One of Strathewen’s 140 or so properties is home to the Stecher family.
Wes and Georgina Stecher have a close relationship with Strathewen. Georgina’s family has been in the district for six generations, and most of her relatives and friends live ‘down the road’. Like a lot of small regional towns, the sense of community is noticeable as you drive the streets of Strathewen.
Wes moved to the area five years ago after meeting Georgina and quickly fell in love with his new neighbourhood. He is a volunteer fire fighter for the Arthurs Creek and Strathewen Rural Fire Brigade and was on the front line when the fires hit. He shared his story in the following months and can be seen on the ABC’s Black Saturday website.
After the last of the embers were extinguished and the smoke lifted to reveal a stark charred landscape, Wes and Georgina discovered that they had lost their home and friends. Like a lot of the locals, they had to move away from the area to find a new home. Like a lot of locals, they decided to come back to Strathewen. And like a lot of locals, it was the community that provided them with support as they started to rebuild their lives.
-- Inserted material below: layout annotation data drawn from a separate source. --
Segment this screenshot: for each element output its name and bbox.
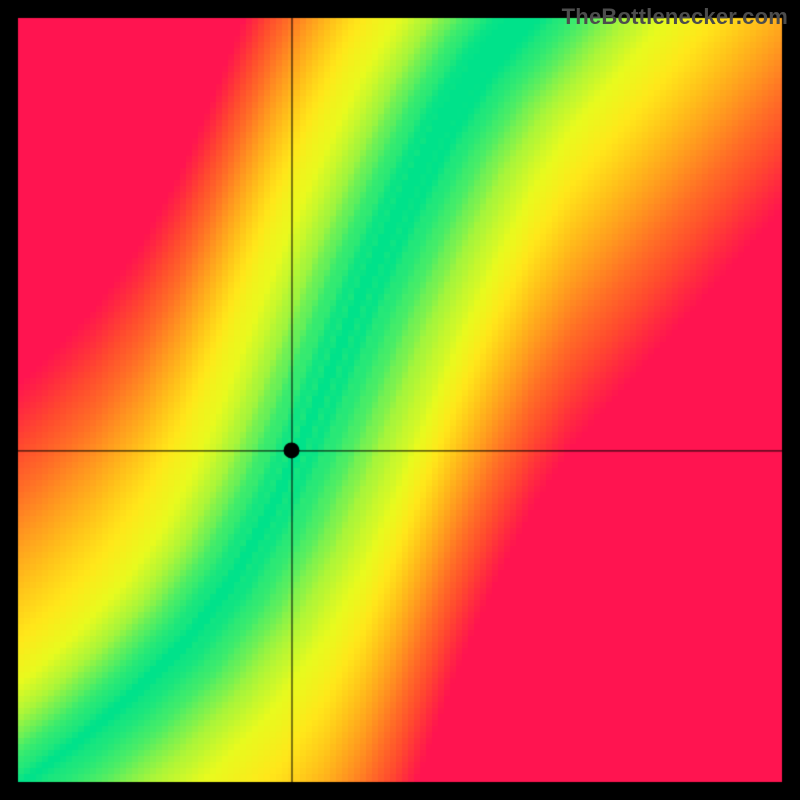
bottleneck-heatmap (0, 0, 800, 800)
chart-container: TheBottlenecker.com (0, 0, 800, 800)
watermark-text: TheBottlenecker.com (562, 4, 788, 30)
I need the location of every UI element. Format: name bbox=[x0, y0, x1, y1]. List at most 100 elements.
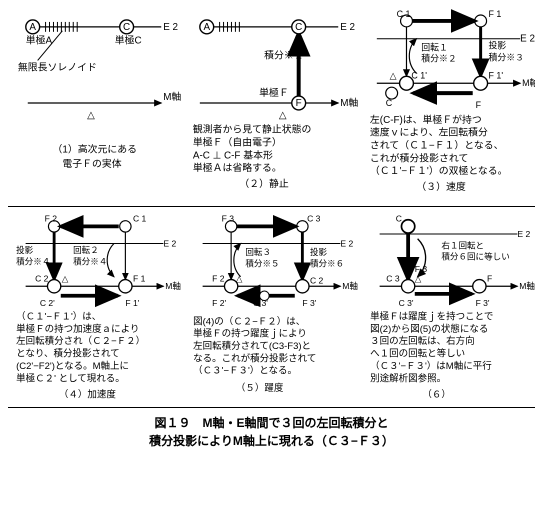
c3: C 3 bbox=[386, 274, 400, 284]
tri: △ bbox=[236, 274, 243, 284]
c4t: なる。これが積分投影されて bbox=[193, 352, 316, 364]
e2: E 2 bbox=[340, 22, 355, 33]
rot1: 回転１ bbox=[421, 43, 448, 53]
c1t: 図(4)の（Ｃ２−Ｆ２）は、 bbox=[193, 315, 305, 327]
f3p: F 3' bbox=[302, 298, 316, 308]
proj: 投影 bbox=[489, 40, 507, 51]
c4t: これが積分投影されて bbox=[370, 151, 468, 164]
m: M軸 bbox=[342, 280, 358, 291]
c3t: されて（Ｃ１−Ｆ１）となる、 bbox=[370, 139, 504, 151]
e2: E 2 bbox=[520, 34, 535, 45]
f1p: F 1' bbox=[125, 298, 139, 308]
panel-2: A E 2 C M軸 F 積分※１ 単極Ｆ △ 観測者から見て静止状態の 単極Ｆ… bbox=[185, 8, 358, 198]
tri: △ bbox=[279, 110, 287, 121]
f3p: F 3' bbox=[476, 298, 490, 308]
e2: E 2 bbox=[517, 229, 530, 239]
tri: △ bbox=[87, 110, 95, 121]
c6t: 単極Ｃ２' として現れる。 bbox=[16, 372, 125, 384]
horizontal-divider bbox=[8, 206, 535, 207]
c5: （２）静止 bbox=[239, 177, 289, 190]
panel-1: A C E 2 単極A 単極C 無限長ソレノイド M軸 △ （1）高次元にある … bbox=[8, 8, 181, 198]
proj: 投影 bbox=[310, 246, 328, 257]
label-c: 単極C bbox=[115, 34, 142, 47]
m-axis: M軸 bbox=[163, 90, 181, 103]
rot2: 回転２ bbox=[73, 245, 99, 255]
m: M軸 bbox=[165, 280, 181, 291]
node-f: F bbox=[296, 98, 302, 109]
tri: △ bbox=[415, 274, 422, 284]
c1t: （Ｃ１'−Ｆ１'）は、 bbox=[16, 311, 101, 323]
c5t: （Ｃ１'−Ｆ１'）の双極となる。 bbox=[370, 164, 508, 177]
panel-3: E 2 C 1 F 1 回転１ 積分※２ 投影 積分※３ M軸 C 1' F 1… bbox=[362, 8, 535, 198]
diagram-grid: A C E 2 単極A 単極C 無限長ソレノイド M軸 △ （1）高次元にある … bbox=[8, 8, 535, 405]
label-a: 単極A bbox=[26, 34, 53, 47]
cap2: 電子Ｆの実体 bbox=[62, 157, 121, 170]
c2t: 図(2)から図(5)の状態になる bbox=[370, 323, 488, 335]
n1: 右１回転と bbox=[441, 239, 484, 250]
i4b: 積分※４ bbox=[73, 255, 107, 266]
f1: F 1 bbox=[133, 274, 146, 284]
label-f: 単極Ｆ bbox=[259, 86, 289, 99]
i5: 積分※５ bbox=[245, 257, 279, 268]
c1: 観測者から見て静止状態の bbox=[193, 123, 312, 136]
proj: 投影 bbox=[16, 244, 34, 255]
c: C bbox=[396, 215, 402, 224]
int2: 積分※２ bbox=[421, 52, 457, 63]
e2: E 2 bbox=[163, 238, 176, 248]
c5t: （Ｃ３'−Ｆ３'）となる。 bbox=[193, 365, 297, 377]
f1p: F 1' bbox=[489, 70, 504, 80]
c3p: C 3' bbox=[399, 298, 414, 308]
c2t: 単極Ｆの持つ加速度ａにより bbox=[16, 323, 139, 335]
c3t: 左回転積分され（Ｃ２−Ｆ２） bbox=[16, 335, 145, 347]
m: M軸 bbox=[519, 280, 535, 291]
c5t: （Ｃ３'−Ｆ３'）はM軸に平行 bbox=[370, 360, 492, 372]
c2: C 2 bbox=[310, 275, 324, 285]
figure-caption: 図１９ M軸・E軸間で３回の左回転積分と 積分投影によりM軸上に現れる（Ｃ３−Ｆ… bbox=[8, 414, 535, 450]
m: M軸 bbox=[340, 96, 358, 109]
f3: F 3 bbox=[415, 264, 428, 274]
int1: 積分※１ bbox=[264, 49, 304, 62]
fig-title-1: 図１９ M軸・E軸間で３回の左回転積分と bbox=[8, 414, 535, 432]
c7t: （６） bbox=[422, 388, 451, 400]
c2: 単極Ｆ（自由電子） bbox=[193, 136, 282, 149]
c4: 単極Ａは省略する。 bbox=[193, 161, 282, 174]
node-c: C bbox=[295, 22, 302, 33]
e2-label: E 2 bbox=[163, 22, 178, 33]
c1t: 左(C-F)は、単極Ｆが持つ bbox=[370, 113, 482, 126]
c3: A-C ⊥ C-F 基本形 bbox=[193, 148, 273, 161]
c2t: 速度ｖにより、左回転積分 bbox=[370, 126, 488, 139]
panel-6: E 2 C 右１回転と 積分６回に等しい F 3 M軸 C 3 F C 3' F… bbox=[362, 215, 535, 405]
c2: C 2 bbox=[35, 274, 49, 284]
c5t: (C2'−F2')となる。M軸上に bbox=[16, 360, 129, 372]
solenoid-label: 無限長ソレノイド bbox=[18, 60, 97, 73]
c1t: 単極Ｆは躍度ｊを持つことで bbox=[370, 311, 493, 323]
c6t: （３）速度 bbox=[416, 180, 466, 193]
c2p: C 2' bbox=[40, 298, 55, 308]
c7t: （４）加速度 bbox=[59, 388, 117, 400]
f3: F 3 bbox=[222, 215, 235, 224]
node-c: C bbox=[123, 22, 130, 33]
c4t: へ１回の回転と等しい bbox=[370, 348, 465, 360]
c1: C 1 bbox=[133, 215, 147, 224]
svg-text:F: F bbox=[476, 100, 482, 110]
f2p: F 2' bbox=[212, 298, 226, 308]
int3: 積分※３ bbox=[489, 51, 524, 62]
c4t: となり、積分投影されて bbox=[16, 348, 120, 360]
i6: 積分※６ bbox=[310, 257, 344, 268]
f2: F 2 bbox=[212, 274, 225, 284]
c: C bbox=[386, 98, 393, 108]
n2: 積分６回に等しい bbox=[441, 251, 509, 262]
fig-title-2: 積分投影によりM軸上に現れる（Ｃ３−Ｆ３） bbox=[8, 432, 535, 450]
m: M軸 bbox=[522, 77, 535, 88]
rot3: 回転３ bbox=[245, 247, 271, 257]
c1: C 1 bbox=[397, 9, 411, 19]
panel-4: E 2 F 2 C 1 投影 積分※４ 回転２ 積分※４ M軸 C 2 F 1 … bbox=[8, 215, 181, 405]
c6t: （５）躍度 bbox=[236, 382, 284, 394]
node-a: A bbox=[29, 22, 36, 33]
c1p: C 1' bbox=[411, 70, 427, 80]
f: F bbox=[487, 274, 492, 284]
cap1: （1）高次元にある bbox=[52, 142, 136, 155]
c2t: 単極Ｆの持つ躍度ｊにより bbox=[193, 328, 307, 340]
tri: △ bbox=[390, 70, 397, 80]
i4a: 積分※４ bbox=[16, 255, 50, 266]
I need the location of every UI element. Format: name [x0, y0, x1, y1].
Different communities bonded in different ways. Up the hill in Kinglake, a strong arts alliance emerged, and half an hour away in Flowerdale, more than 120 residents got the same tattoo. In Strathewen, the community bonded over something else. Food.
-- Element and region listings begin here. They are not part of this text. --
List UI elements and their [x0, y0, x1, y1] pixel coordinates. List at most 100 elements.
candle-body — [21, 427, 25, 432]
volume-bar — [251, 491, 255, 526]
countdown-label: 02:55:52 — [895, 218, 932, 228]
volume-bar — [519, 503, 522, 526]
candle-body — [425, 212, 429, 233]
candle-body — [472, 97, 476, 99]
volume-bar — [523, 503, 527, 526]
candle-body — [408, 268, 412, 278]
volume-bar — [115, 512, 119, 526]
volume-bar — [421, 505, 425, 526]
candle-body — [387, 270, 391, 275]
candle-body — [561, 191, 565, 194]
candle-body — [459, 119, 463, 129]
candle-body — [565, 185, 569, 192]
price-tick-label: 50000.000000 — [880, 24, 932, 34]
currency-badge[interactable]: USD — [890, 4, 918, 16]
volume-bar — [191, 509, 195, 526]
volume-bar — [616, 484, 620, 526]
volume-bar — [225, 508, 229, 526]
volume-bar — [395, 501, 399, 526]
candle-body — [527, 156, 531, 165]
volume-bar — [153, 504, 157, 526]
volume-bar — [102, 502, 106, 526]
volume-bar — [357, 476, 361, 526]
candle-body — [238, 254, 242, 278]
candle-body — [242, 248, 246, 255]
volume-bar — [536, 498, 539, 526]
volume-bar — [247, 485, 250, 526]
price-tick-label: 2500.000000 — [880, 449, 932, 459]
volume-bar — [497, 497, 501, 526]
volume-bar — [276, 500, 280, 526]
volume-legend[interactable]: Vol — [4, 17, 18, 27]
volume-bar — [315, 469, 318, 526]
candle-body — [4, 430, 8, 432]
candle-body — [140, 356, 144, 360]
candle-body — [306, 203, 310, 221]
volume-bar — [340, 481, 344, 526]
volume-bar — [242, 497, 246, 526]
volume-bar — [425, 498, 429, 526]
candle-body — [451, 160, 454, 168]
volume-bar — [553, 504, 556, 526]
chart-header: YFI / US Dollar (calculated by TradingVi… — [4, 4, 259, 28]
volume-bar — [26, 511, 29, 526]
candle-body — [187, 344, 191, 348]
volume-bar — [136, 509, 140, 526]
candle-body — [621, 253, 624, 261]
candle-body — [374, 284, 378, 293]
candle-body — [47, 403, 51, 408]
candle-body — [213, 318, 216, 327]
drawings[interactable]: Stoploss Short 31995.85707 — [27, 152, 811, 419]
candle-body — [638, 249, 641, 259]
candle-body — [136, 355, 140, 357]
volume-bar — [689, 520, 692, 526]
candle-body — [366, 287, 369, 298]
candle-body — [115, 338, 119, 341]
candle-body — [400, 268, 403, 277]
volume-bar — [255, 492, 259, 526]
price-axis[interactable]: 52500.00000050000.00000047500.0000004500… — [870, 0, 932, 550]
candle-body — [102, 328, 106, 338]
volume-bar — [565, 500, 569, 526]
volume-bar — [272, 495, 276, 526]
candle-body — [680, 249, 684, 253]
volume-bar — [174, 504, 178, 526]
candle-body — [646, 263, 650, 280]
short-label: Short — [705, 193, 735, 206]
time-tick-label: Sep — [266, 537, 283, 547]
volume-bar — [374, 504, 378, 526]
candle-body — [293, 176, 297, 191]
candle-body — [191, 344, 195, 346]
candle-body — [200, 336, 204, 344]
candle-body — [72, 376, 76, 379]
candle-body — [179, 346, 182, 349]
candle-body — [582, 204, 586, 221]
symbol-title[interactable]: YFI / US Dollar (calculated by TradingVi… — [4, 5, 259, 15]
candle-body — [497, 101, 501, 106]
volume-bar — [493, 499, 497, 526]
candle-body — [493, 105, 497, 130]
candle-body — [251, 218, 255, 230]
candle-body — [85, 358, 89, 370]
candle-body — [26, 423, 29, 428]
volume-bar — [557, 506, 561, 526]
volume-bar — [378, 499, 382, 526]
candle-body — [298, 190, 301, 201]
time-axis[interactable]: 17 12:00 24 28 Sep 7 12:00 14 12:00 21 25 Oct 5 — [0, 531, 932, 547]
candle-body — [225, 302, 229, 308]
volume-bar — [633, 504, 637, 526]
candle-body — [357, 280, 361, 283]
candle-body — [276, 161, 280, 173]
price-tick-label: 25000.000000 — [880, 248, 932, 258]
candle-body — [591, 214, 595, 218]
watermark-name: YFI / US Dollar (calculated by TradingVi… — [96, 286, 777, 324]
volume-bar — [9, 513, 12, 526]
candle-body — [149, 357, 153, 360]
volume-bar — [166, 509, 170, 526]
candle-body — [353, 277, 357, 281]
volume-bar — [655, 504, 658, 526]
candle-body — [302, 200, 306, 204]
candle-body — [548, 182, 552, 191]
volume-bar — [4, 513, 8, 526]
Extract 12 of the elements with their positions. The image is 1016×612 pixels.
In the weeks after the fires, Strathewen resident Kate Hamment started a soup night. The event quickly grew in popularity and many locals, including the Stechers, started to attend the weekly dinners. Over the years, it’s become an integral part of the community and provides a comforting routine in what has been a tumultuous period.
The night has helped rebuild the community and provided residents with some time out from their hectic schedules. It’s been a place where they can talk about the progress they’re making, and help each other with advice and tips. They’ve also cooked a hell of a lot of soup.
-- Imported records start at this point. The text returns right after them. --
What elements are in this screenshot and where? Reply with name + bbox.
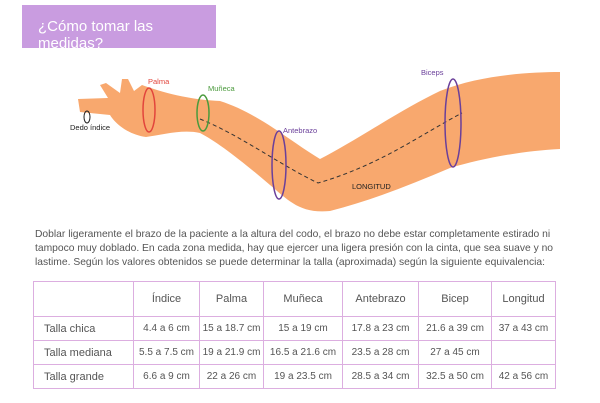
label-muneca: Muñeca: [208, 84, 236, 93]
length-line: [199, 112, 463, 184]
table-cell: 19 a 23.5 cm: [263, 364, 343, 389]
table-cell: 27 a 45 cm: [418, 340, 492, 365]
table-cell: 37 a 43 cm: [491, 316, 556, 341]
header-row: Índice Palma Muñeca Antebrazo Bicep Longitud: [33, 281, 556, 317]
label-palma: Palma: [148, 77, 170, 86]
label-biceps: Biceps: [421, 68, 444, 77]
description-line: Doblar ligeramente el brazo de la pacien…: [35, 229, 551, 240]
row-header: Talla chica: [33, 316, 134, 341]
table-cell: 23.5 a 28 cm: [342, 340, 419, 365]
column-header: Longitud: [491, 281, 556, 317]
table-cell: 22 a 26 cm: [199, 364, 264, 389]
column-header: Muñeca: [263, 281, 343, 317]
arm-diagram: Palma Muñeca Dedo índice Antebrazo Bicep…: [70, 68, 560, 212]
table-row: Talla mediana 5.5 a 7.5 cm 19 a 21.9 cm 16.…: [33, 340, 556, 365]
table-cell: 15 a 18.7 cm: [199, 316, 264, 341]
column-header: Índice: [133, 281, 200, 317]
column-header: Palma: [199, 281, 264, 317]
description: Doblar ligeramente el brazo de la pacien…: [35, 228, 595, 270]
label-antebrazo: Antebrazo: [283, 126, 317, 135]
palm-ring: [142, 87, 156, 133]
label-dedo: Dedo índice: [70, 123, 110, 132]
column-header: [33, 281, 134, 317]
table-cell: 15 a 19 cm: [263, 316, 343, 341]
description-line: lastime. Según los valores obtenidos se …: [35, 257, 545, 268]
table-cell: 32.5 a 50 cm: [418, 364, 492, 389]
arm-shape: [78, 72, 560, 212]
biceps-ring: [444, 78, 462, 168]
column-header: Bicep: [418, 281, 492, 317]
finger-ring: [83, 110, 91, 124]
label-longitud: LONGITUD: [352, 182, 391, 191]
table-row: Talla chica 4.4 a 6 cm 15 a 18.7 cm 15 a 19…: [33, 316, 556, 341]
table-row: Talla grande 6.6 a 9 cm 22 a 26 cm 19 a 23.…: [33, 364, 556, 389]
size-table: Índice Palma Muñeca Antebrazo Bicep Longitud T…: [33, 281, 556, 389]
table-cell: 19 a 21.9 cm: [199, 340, 264, 365]
table-cell: 21.6 a 39 cm: [418, 316, 492, 341]
wrist-ring: [196, 94, 210, 132]
table-cell: 28.5 a 34 cm: [342, 364, 419, 389]
column-header: Antebrazo: [342, 281, 419, 317]
title: ¿Cómo tomar las medidas?: [38, 18, 154, 52]
table-cell: 17.8 a 23 cm: [342, 316, 419, 341]
table-cell: 5.5 a 7.5 cm: [133, 340, 200, 365]
table-cell: 42 a 56 cm: [491, 364, 556, 389]
table-cell: 4.4 a 6 cm: [133, 316, 200, 341]
table-cell: 16.5 a 21.6 cm: [263, 340, 343, 365]
description-line: tampoco muy doblado. En cada zona medida…: [35, 243, 554, 254]
row-header: Talla mediana: [33, 340, 134, 365]
forearm-ring: [271, 130, 287, 200]
row-header: Talla grande: [33, 364, 134, 389]
table-cell: [491, 340, 556, 365]
table-cell: 6.6 a 9 cm: [133, 364, 200, 389]
title-banner: ¿Cómo tomar las medidas?: [22, 5, 216, 52]
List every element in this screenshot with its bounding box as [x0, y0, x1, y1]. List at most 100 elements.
At the Stecher’s new block, things are starting to take shape. The house and shed plans have been approved and Wes and Georgina hope to start construction in the coming weeks.
Despite everything they’ve been through, Wes and Georgina are positive about the future and excited at the progress happening on their land. They’re just one of the many homes in Strathewen that are on the journey of recovery.
With warmer days being more common, the sound of ladles serving up soup is fading and the sound of tongs on the barbeque is now in their place. It’s just one of the sounds that defines this optimistic, well fed community.